Michael Austin is associate professor of philosophy at Eastern Kentucky University, where he works primarily in ethics, philosophy of religion, and philosophy of sport.  He has published eight books, including Conceptions of Parenthood (Ashgate, 2007), Running and Philosophy (Wiley-Blackwell, 2007), Football and Philosophy (University of Kentucky Press, 2008), and Being Good: Christian Virtues for Everyday Life (Eerdmans, 2012).  He is currently working on a book project entitled The Virtue of Humility: A Study in Analytic Moral Theology.  More importantly, he is married with three daughters.  He also blogs about ethical issues in daily life through Psychology Today at Ethics for Everyone: http://www.psychologytoday.com/blog/ethics-everyone.

Matt Winslow

Matthew P. Winslow earned a B.A in psychology from Macalester College in St.
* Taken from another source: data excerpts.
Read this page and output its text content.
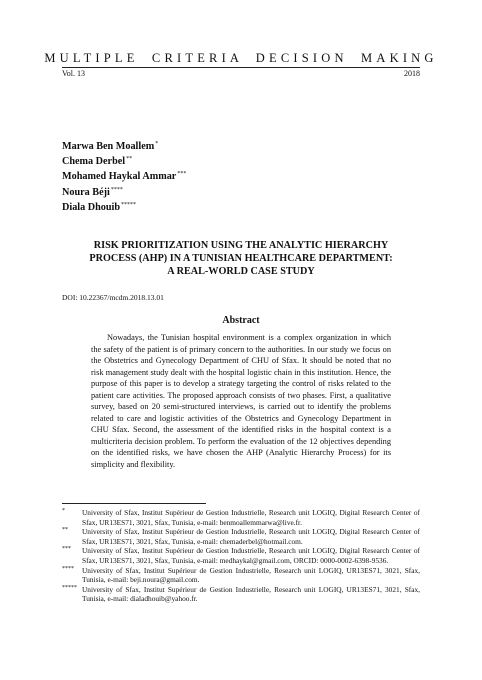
MULTIPLE CRITERIA DECISION MAKING
Vol. 13	2018
Marwa Ben Moallem*
Chema Derbel**
Mohamed Haykal Ammar***
Noura Béji****
Diala Dhouib*****
RISK PRIORITIZATION USING THE ANALYTIC HIERARCHY
PROCESS (AHP) IN A TUNISIAN HEALTHCARE DEPARTMENT:
A REAL-WORLD CASE STUDY
DOI: 10.22367/mcdm.2018.13.01
Abstract
Nowadays, the Tunisian hospital environment is a complex organization in which the safety of the patient is of primary concern to the authorities. In our study we focus on the Obstetrics and Gynecology Department of CHU of Sfax. It should be noted that no risk management study dealt with the hospital logistic chain in this institution. Hence, the purpose of this paper is to develop a strategy targeting the control of risks related to the patient care activities. The proposed approach consists of two phases. First, a qualitative survey, based on 20 semi-structured interviews, is carried out to identify the problems related to care and logistic activities of the Obstetrics and Gynecology Department in CHU Sfax. Second, the assessment of the identified risks in the hospital context is a multicriteria decision problem. To perform the evaluation of the 12 objectives depending on the identified risks, we have chosen the AHP (Analytic Hierarchy Process) for its simplicity and flexibility.
* University of Sfax, Institut Supérieur de Gestion Industrielle, Research unit LOGIQ, Digital Research Center of Sfax, UR13ES71, 3021, Sfax, Tunisia, e-mail: benmoallemmarwa@live.fr.
** University of Sfax, Institut Supérieur de Gestion Industrielle, Research unit LOGIQ, Digital Research Center of Sfax, UR13ES71, 3021, Sfax, Tunisia, e-mail: chemaderbel@hotmail.com.
*** University of Sfax, Institut Supérieur de Gestion Industrielle, Research unit LOGIQ, Digital Research Center of Sfax, UR13ES71, 3021, Sfax, Tunisia, e-mail: medhaykal@gmail.com, ORCID: 0000-0002-6398-9536.
**** University of Sfax, Institut Supérieur de Gestion Industrielle, Research unit LOGIQ, UR13ES71, 3021, Sfax, Tunisia, e-mail: beji.noura@gmail.com.
***** University of Sfax, Institut Supérieur de Gestion Industrielle, Research unit LOGIQ, UR13ES71, 3021, Sfax, Tunisia, e-mail: dialadhouib@yahoo.fr.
Paul, MN, a M.A. in social psychology from UC Santa Cruz, and a PhD in social psychology from the University of Minnesota. He started teaching at Eastern Kentucky University in 1998, where he is an Associate Professor in the Psychology Department. He teaches courses on social psychology, political psychology, sex, prejudice, empathy, and evolutionary psychology. His research interests include empathy, prejudice, media bias, and self-regulation.

ABSTRACT: What can we do about problems like prejudice, aggression, rudeness, and intolerance? I will propose that any answer must involve empathy. After a brief description of empathy from a psychological perspective, I will address the barriers to empathy, what empathy can do for us, and how we can increase empathy in all people.